I wrote the other list while sitting in a relative's garden in East Dereham, filled with zeal and new purpose. Ha! These are things to do when I return home.

My 'DO IT' List, Serious Instructions To Myself

Vegetables - put some tomatoes in pots in the glass-house. Use Neem oil for spraying if and when needed, according to the life and death cycle of the whitefly. And remember to thin out carrots and parsnips. Follow up your seed sowing, don't just forget about things. And grow some early potatoes in a car-tyre tower with straw etc.

 Someone else's Non-Gardening Partner, I wonder?
Man Waiting at Sissinghurst

Flowers - Grow your Sweet Peas properly. Use stakes and string, or whatever it takes. Check their progress. Divide up the red flowering Achillea - there are two clumps, one in the perennial garden and one by the pond. Achillea likes sun, so provide it with sun.

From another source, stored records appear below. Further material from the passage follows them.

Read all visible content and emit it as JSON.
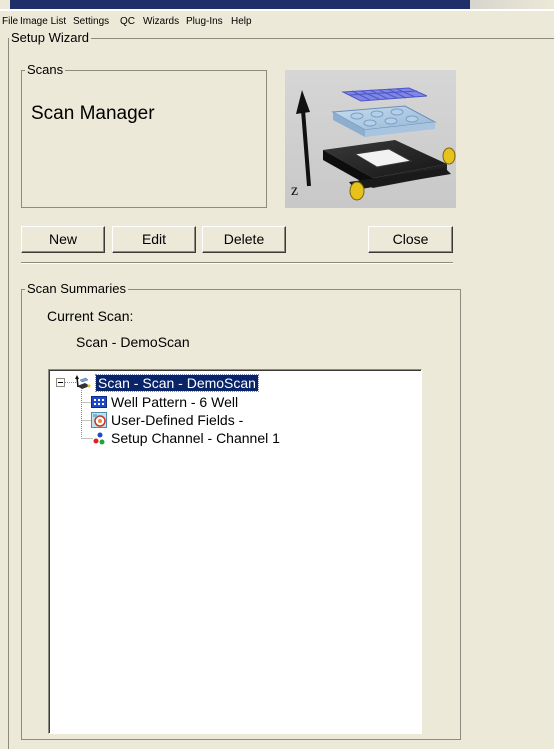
{
  "menubar": {
    "items": [
      "File",
      "Image List",
      "Settings",
      "QC",
      "Wizards",
      "Plug-Ins",
      "Help"
    ]
  },
  "wizard": {
    "title": "Setup Wizard"
  },
  "scans": {
    "group_title": "Scans",
    "heading": "Scan Manager",
    "preview_icon": "microscope-stage-z-axis-image"
  },
  "buttons": {
    "new": "New",
    "edit": "Edit",
    "delete": "Delete",
    "close": "Close"
  },
  "summaries": {
    "group_title": "Scan Summaries",
    "current_scan_label": "Current Scan:",
    "current_scan_value": "Scan - DemoScan",
    "tree": {
      "root": {
        "label": "Scan - Scan - DemoScan",
        "icon": "scan-microscope-icon",
        "expanded": true,
        "selected": true
      },
      "children": [
        {
          "label": "Well Pattern - 6 Well",
          "icon": "well-plate-icon"
        },
        {
          "label": "User-Defined Fields - ",
          "icon": "user-defined-fields-icon"
        },
        {
          "label": "Setup Channel - Channel 1",
          "icon": "color-channel-dots-icon"
        }
      ]
    }
  },
  "colors": {
    "window_background": "#ece9d8",
    "selection_background": "#0a246a",
    "selection_text": "#ffffff",
    "tree_background": "#ffffff",
    "groupbox_border": "#8d8a7f",
    "well_plate_blue": "#1f49c8",
    "stage_yellow": "#e6c21a"
  }
}
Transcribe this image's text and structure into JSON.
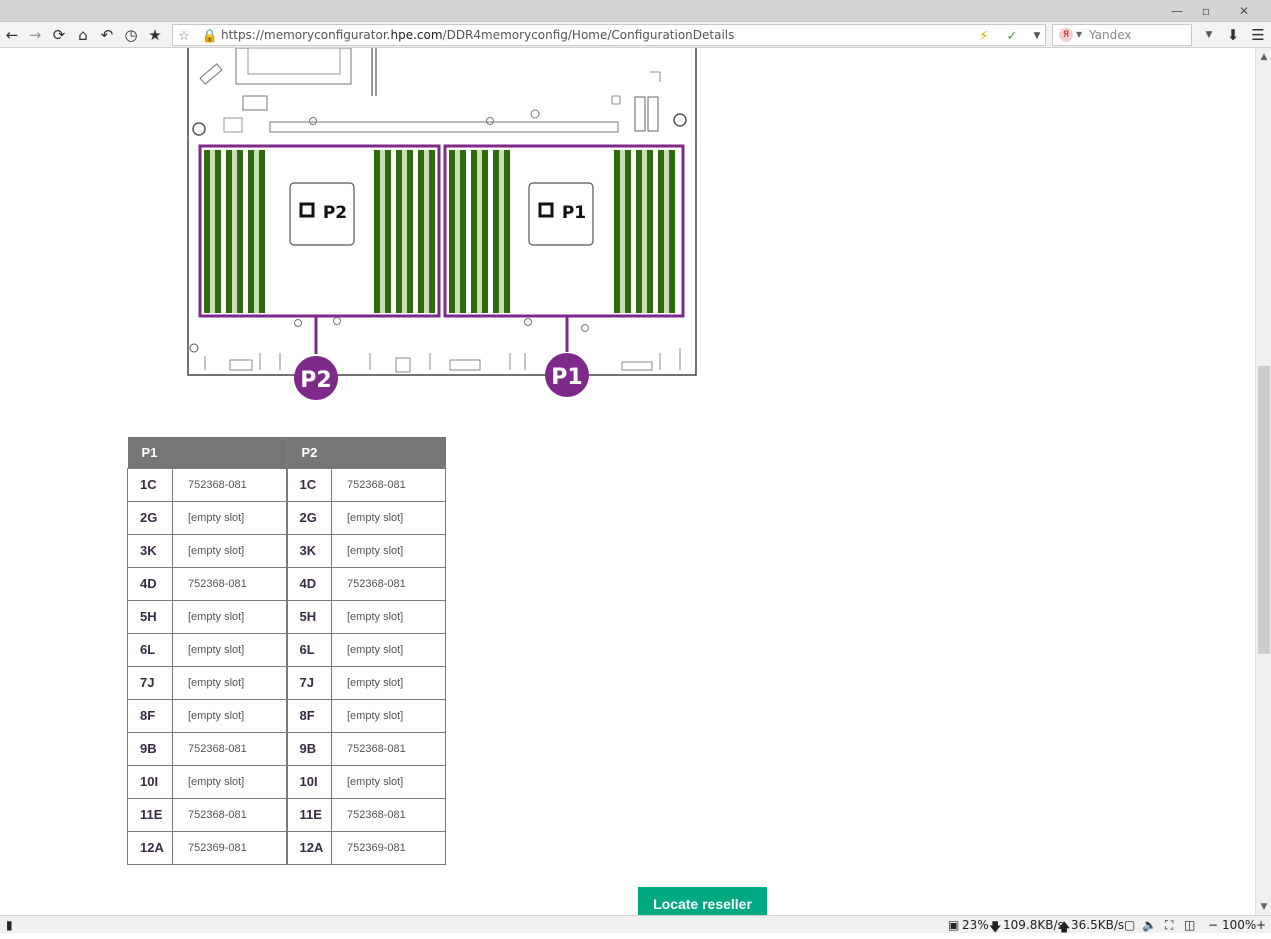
{
  "browser": {
    "url_prefix": "https://memoryconfigurator.",
    "url_host": "hpe.com",
    "url_path": "/DDR4memoryconfig/Home/ConfigurationDetails",
    "search_placeholder": "Yandex",
    "window_buttons": {
      "minimize": "—",
      "restore": "▫",
      "close": "✕"
    },
    "nav_icons": [
      "back-icon",
      "forward-icon",
      "reload-icon",
      "home-icon",
      "undo-icon",
      "history-icon",
      "bookmarks-icon"
    ]
  },
  "diagram": {
    "cpu_left": "P2",
    "cpu_right": "P1",
    "badge_left": "P2",
    "badge_right": "P1",
    "accent_color": "#7d2a8a",
    "dimm_color": "#2f6b0e"
  },
  "table": {
    "headers": [
      "P1",
      "P2"
    ],
    "p1": [
      {
        "slot": "1C",
        "part": "752368-081"
      },
      {
        "slot": "2G",
        "part": "[empty slot]"
      },
      {
        "slot": "3K",
        "part": "[empty slot]"
      },
      {
        "slot": "4D",
        "part": "752368-081"
      },
      {
        "slot": "5H",
        "part": "[empty slot]"
      },
      {
        "slot": "6L",
        "part": "[empty slot]"
      },
      {
        "slot": "7J",
        "part": "[empty slot]"
      },
      {
        "slot": "8F",
        "part": "[empty slot]"
      },
      {
        "slot": "9B",
        "part": "752368-081"
      },
      {
        "slot": "10I",
        "part": "[empty slot]"
      },
      {
        "slot": "11E",
        "part": "752368-081"
      },
      {
        "slot": "12A",
        "part": "752369-081"
      }
    ],
    "p2": [
      {
        "slot": "1C",
        "part": "752368-081"
      },
      {
        "slot": "2G",
        "part": "[empty slot]"
      },
      {
        "slot": "3K",
        "part": "[empty slot]"
      },
      {
        "slot": "4D",
        "part": "752368-081"
      },
      {
        "slot": "5H",
        "part": "[empty slot]"
      },
      {
        "slot": "6L",
        "part": "[empty slot]"
      },
      {
        "slot": "7J",
        "part": "[empty slot]"
      },
      {
        "slot": "8F",
        "part": "[empty slot]"
      },
      {
        "slot": "9B",
        "part": "752368-081"
      },
      {
        "slot": "10I",
        "part": "[empty slot]"
      },
      {
        "slot": "11E",
        "part": "752368-081"
      },
      {
        "slot": "12A",
        "part": "752369-081"
      }
    ]
  },
  "locate_button": "Locate reseller",
  "status": {
    "cpu": "23%",
    "download": "109.8KB/s",
    "upload": "36.5KB/s",
    "zoom": "100%",
    "zoom_minus": "−",
    "zoom_plus": "+"
  }
}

'Touch your garden with a light hand of control (like they do at Sissinghurst).'
-Moosey Words of Wisdom.

Seedlings - collect up all your self-sown Valerian seeds (probably pink, so ignore class status comment above). You are the Head Gardener, so you decide where they are going to flower. Do the same with Pyrethrum daisies. Touch your garden with a light hand of control (like they do at Sissinghurst).

Monday 28th June

Right. It's time to say goodbye to the cars and people of London. We are off to see many more cars and more people? We fly out to Bangkok tonight.